L’ÂME HUMAINE NE SE CONNAÎT PAS EN PARTIE, MAIS TOUT ENTIÈRE.

 

6. Que dirons-nous donc? Sera-ce que l’âme se connaît en partie et en partie s’ignore? Mais il est absurde de dire que l’âme tout entière ne sait pas ce qu’elle sait. Je ne dis pas qu’elle sait tout; mais ce qu’elle sait, elle le sait tout entière. Quand donc elle sait d’elle quelque chose —  et elle ne peut le savoir que tout entière — elle se sait tout entière. Or, elle sait qu’elle sait quelque chose, et elle ne peut rien savoir que tout entière. Elle se sait donc tout entière. D’ailleurs est-il rien qu’elle connaisse aussi bien que sa propre vie? Or, elle ne peut pas être âme , et ne pas vivre, quand, outre la vie, elle a encore l’intelligence; car les âmes des bêtes ont la vie et non l’intelligence. De même donc que l’âme est âme tout entière, ainsi elle vit tout entière. Or, elle sait qu’elle vit. Donc elle se connaît tout entière. Enfin, quand l’âme cherche à se connaître, elle sait déjà qu’elle est âme; autrement elle ne saurait pas si elle se cherche, et elle pourrait chercher une chose pour une autre. Il pourrait se faire qu’elle ne fût pas âme elle-même, et qu’en cherchant à connaître une âme, elle ne se cherchât pas elle-même. Donc quand l’âme cherche à savoir ce que c’est que l’âme, elle sait qu’elle se cherche, et par conséquent, qu’elle est âme. Or, si elle reconnaît en elle-même qu’elle est âme, et si elle est âme tout entière, elle se connaît donc tout entière. Mais supposons qu’elle ne sait pas qu’elle est âme; du moins quand elle se cherche, elle sait seulement qu’elle se cherche. Et si elle ne le sait pas, elle peut chercher une chose pour une autre; et pour ne pas se fourvoyer ainsi, elle (477) sait sans doute ce qu’elle cherche. Or, si elle sait ce qu’elle cherche, et si elle se cherche elle-même, évidemment elle se connaît. Que cherche-t-elle donc de plus? Si elle se connaît seulement en partie, et se cherche encore en partie, ce n’est pas elle-même, mais une partie d’elle-même qu’elle cherche. Car quand on parle d’elle, on parle d’elle tout entière. De plus, dès l’instant qu’elle sait qu’elle ne s’est pas encore trouvée tout entière, c’est qu’elle connaît toute son étendue. Elle cherche donc ce qui lui manque, comme nous cherchons nous-mêmes à rappeler à notre mémoire une chose oubliée, mais non entièrement effacée, et où l’on reconnaîtra, si elle se présente, ce que l’on cherchait.

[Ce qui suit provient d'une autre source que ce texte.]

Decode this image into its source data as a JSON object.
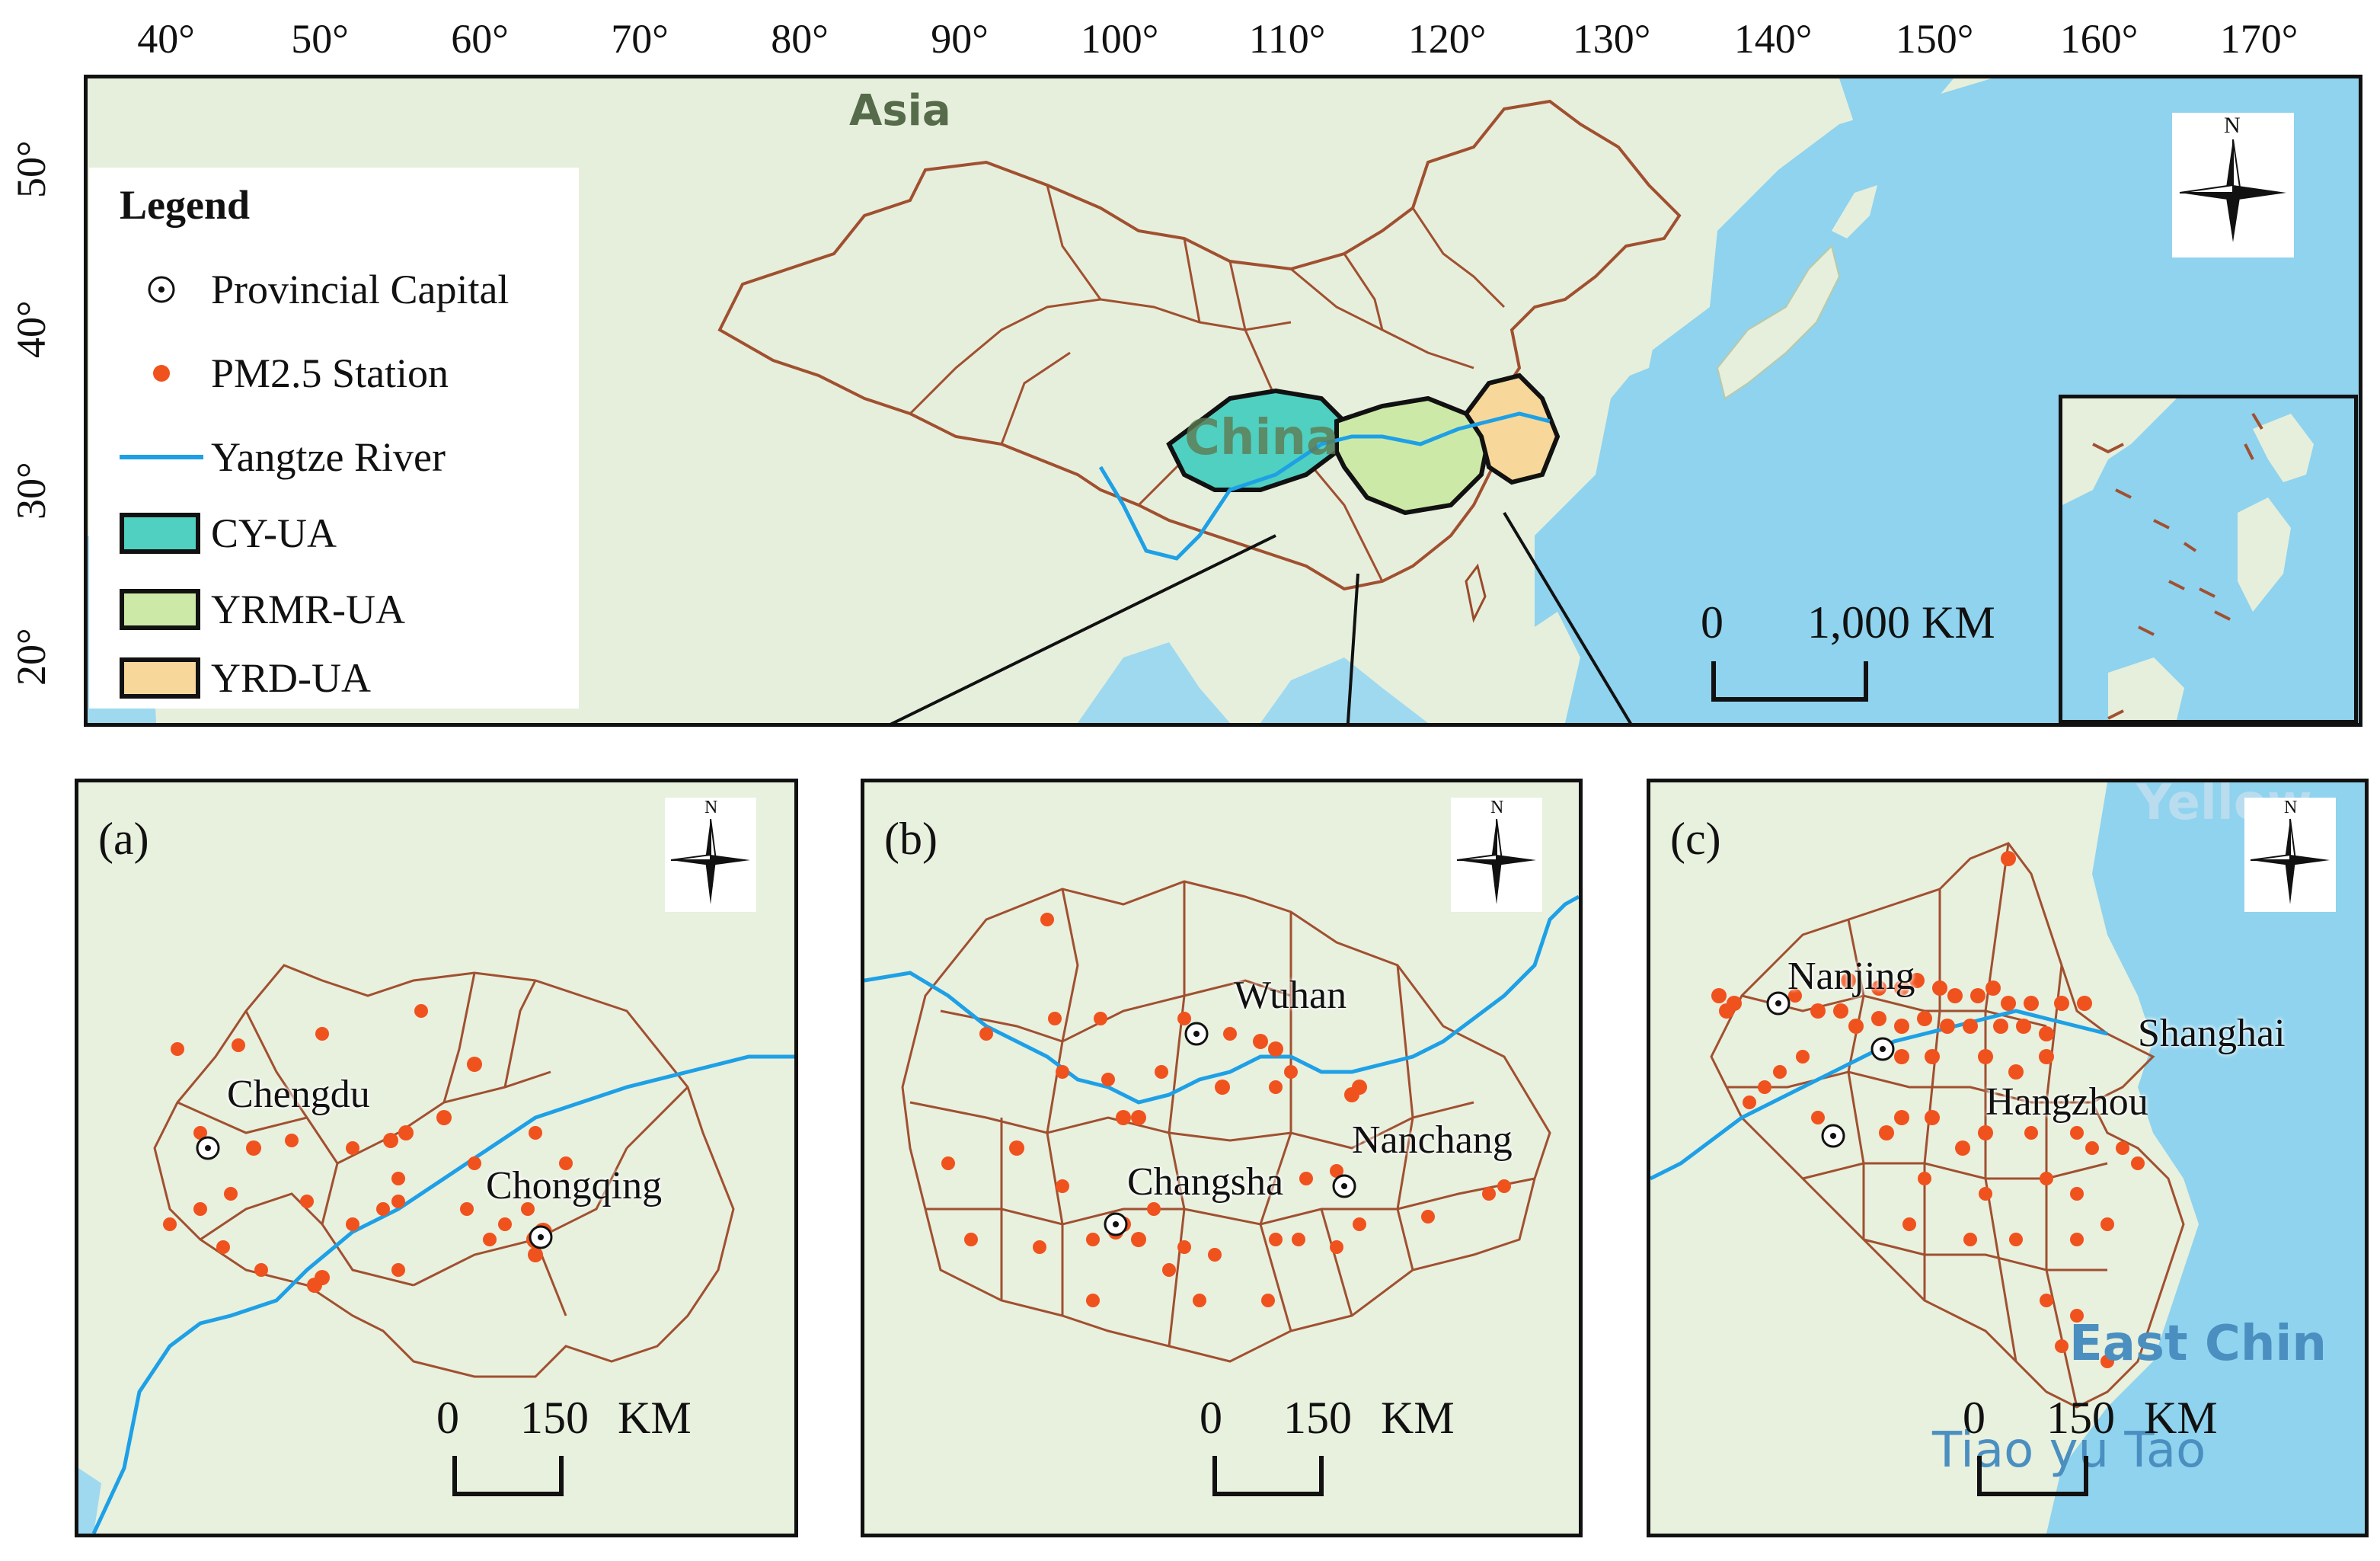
{
  "axes": {
    "longitude_ticks": [
      "40°",
      "50°",
      "60°",
      "70°",
      "80°",
      "90°",
      "100°",
      "110°",
      "120°",
      "130°",
      "140°",
      "150°",
      "160°",
      "170°"
    ],
    "latitude_ticks": [
      "50°",
      "40°",
      "30°",
      "20°"
    ]
  },
  "legend": {
    "title": "Legend",
    "items": [
      {
        "label": "Provincial Capital",
        "symbol": "capital-icon"
      },
      {
        "label": "PM2.5 Station",
        "symbol": "station-dot",
        "color": "#f0521e"
      },
      {
        "label": "Yangtze River",
        "symbol": "river-line",
        "color": "#1ea0e6"
      },
      {
        "label": "CY-UA",
        "symbol": "fill-box",
        "color": "#4fd0c0"
      },
      {
        "label": "YRMR-UA",
        "symbol": "fill-box",
        "color": "#cde9a8"
      },
      {
        "label": "YRD-UA",
        "symbol": "fill-box",
        "color": "#f8d79a"
      }
    ]
  },
  "main_map": {
    "labels": {
      "continent": "Asia",
      "country": "China"
    },
    "north": "N",
    "scale": {
      "start": "0",
      "end": "1,000 KM"
    }
  },
  "panels": [
    {
      "id": "a",
      "label": "(a)",
      "north": "N",
      "scale_start": "0",
      "scale_end": "150",
      "scale_unit": "KM",
      "cities": [
        "Chengdu",
        "Chongqing"
      ]
    },
    {
      "id": "b",
      "label": "(b)",
      "north": "N",
      "scale_start": "0",
      "scale_end": "150",
      "scale_unit": "KM",
      "cities": [
        "Wuhan",
        "Nanchang",
        "Changsha"
      ]
    },
    {
      "id": "c",
      "label": "(c)",
      "north": "N",
      "scale_start": "0",
      "scale_end": "150",
      "scale_unit": "KM",
      "cities": [
        "Nanjing",
        "Shanghai",
        "Hangzhou"
      ],
      "basemap_labels": [
        "Yellow",
        "East Chin",
        "Tiao yu Tao"
      ]
    }
  ],
  "colors": {
    "land": "#e4efd9",
    "ocean": "#8fd3ee",
    "border": "#9a4a2a",
    "station": "#f0521e",
    "river": "#1ea0e6"
  }
}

Mais comment l’âme se rappellera-t-elle l’âme, comme s’il était possible que l’âme ne fût pas dans l’âme? Ajoutons que si, s’étant trouvée en partie, elle ne se cherche pas tout entière, c’est du moins elle tout entière qui se cherche. Elle est donc tout entière présente à elle-même, et il ne lui reste plus rien à chercher; car ce n’est pas elle qui cherche, mais l’objet de sa recherche qui fait défaut. Donc quand c’est elle tout entière qui se cherche, il ne lui manque rien d’elle-même. Ou si ce n’est pas elle tout entière qui cherche, mais qu’une partie déjà trouvée cherche la partie qui n’est pas encore trouvée ; ce n’est donc pas l’âme qui se cherche, puisque aucune partie ne se cherche. En effet, la partie déjà trouvée ne se cherche pas; la partie non encore trouvée ne se cherche pas non plus, puisqu’elle est cherchée par la partie trouvée. Par conséquent, comme ce n’est pas l’âme tout entière qui se cherche, ni qu’aucune de ses parties ne se cherche, l’âme ne se cherche en aucune façon.

 

 

CHAPITRE V.

POURQUOI IL EST ORDONNÉ DE SE CONNAÎTRE. D’OU VIENNENT LES ERREURS DE L’ÂME SUR SA PROPRE SUBSTANCE.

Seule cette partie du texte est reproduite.